Aléa moral et risque systémique

Il va de soi qu’aucun décideur public (ou privé, s’il est assureur), ne peut négliger l’enjeu que représente l’aléa moral. Dont le coût peut exploser avec les embarras conjoncturels : les assureurs, par exemple, ont constaté que les sinistres en entreprise sont beaucoup plus nombreux en phase de récession économique… Mais personne n’échappe à l’aléa moral. La Sécurité sociale n’ignore pas que bien des arrêts-maladie résultent d’affections qui n’appartiennent pas au répertoire de la médecine. Ou alors d’assez loin, lorsqu’il s’agit de digérer un mal-être au travail ou des tensions avec la hiérarchie. En dépit de la sensibilisation (amicale ou autoritaire) des médecins, et des contrôles en cas de récidives suspectes, la Sécu continue de financer l’insatisfaction au travail sur le budget de la santé. En mettant un peu d’huile d’harmonie dans les rouages de la société. Ces faits étant de notoriété publique, il n’est guère étonnant que la récente décision du gouvernement de supprimer la journée de carence, pour les fonctionnaires en arrêt-maladie, soulève une tempête de protestations. Par l’exposé des motifs, d’abord : selon la ministre de la Fonction publique, cette journée de carence serait « injuste, inutile, inefficace et humiliante ». Que dire alors de l’injustice et de l’humiliation que subissent les salariés du privé, soumis à un délai de carence de trois jours ? Du reste, les statistiques démontrent au contraire que cette journée de carence est utile et efficace, dès lors qu’elle a considérablement réduit l’absentéisme depuis sa mise en application. En conformité avec la théorie de l’aléa moral : l’amputation du traitement pour une affection bénigne ou imaginaire réduit fortement le risque de survenance de la maladie…
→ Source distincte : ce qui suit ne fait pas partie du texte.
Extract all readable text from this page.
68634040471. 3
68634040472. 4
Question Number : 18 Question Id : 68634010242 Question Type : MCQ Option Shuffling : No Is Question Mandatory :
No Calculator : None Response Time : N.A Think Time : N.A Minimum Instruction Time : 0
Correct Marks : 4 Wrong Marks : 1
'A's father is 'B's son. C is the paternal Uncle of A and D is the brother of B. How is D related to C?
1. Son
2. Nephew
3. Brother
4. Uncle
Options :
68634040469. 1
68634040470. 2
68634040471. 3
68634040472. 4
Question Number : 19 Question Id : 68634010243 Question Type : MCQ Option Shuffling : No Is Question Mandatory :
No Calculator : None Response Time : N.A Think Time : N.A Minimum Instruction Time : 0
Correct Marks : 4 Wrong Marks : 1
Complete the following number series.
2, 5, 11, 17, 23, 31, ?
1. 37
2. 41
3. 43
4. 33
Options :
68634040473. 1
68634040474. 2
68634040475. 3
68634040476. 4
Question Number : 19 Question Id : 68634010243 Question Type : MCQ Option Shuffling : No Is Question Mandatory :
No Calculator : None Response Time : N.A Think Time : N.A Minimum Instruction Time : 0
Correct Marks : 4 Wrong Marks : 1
Sur un autre plan, l’annonce de cette mesure de faveur ne témoigne pas vraiment de l’affection ou de la considération que le Gouvernement vouerait à ses personnels. Car elle est un encouragement démagogique à ce que la rumeur publique considère comme un travers récurrent chez les fonctionnaires – l’absence sans motif défendable. Et elle laisse supposer que la productivité du fonctionnaire est invariable, c’est-à-dire dérisoire, qu’il soit présent à son poste ou enfoui dans son lit. En matière de considération, on a connu arguments plus convaincants. Enfin, dans une période qui encourage les économies budgétaires plus que les largesses non sollicitées, la mesure projetée a toutes chances de passer pour la tentative de calmer, avec un pourboire, les revendications salariales dans la fonction publique. Ce qui pourrait bien avoir pour effet d’exciter la rancœur des intéressés au lieu de l’apaiser.

Personne n’échappe à l’aléa moral. Pas même les gouvernements. Qui peuvent ignorer les risques pesant sur l’intérêt général, en privilégiant les intérêts particuliers de leur électorat naturel. Au bout du compte, d’autres paieront l’addition. Selon quoi le risque systémique n’est pas spécifique à la finance ; il menace aussi la sphère démocratique.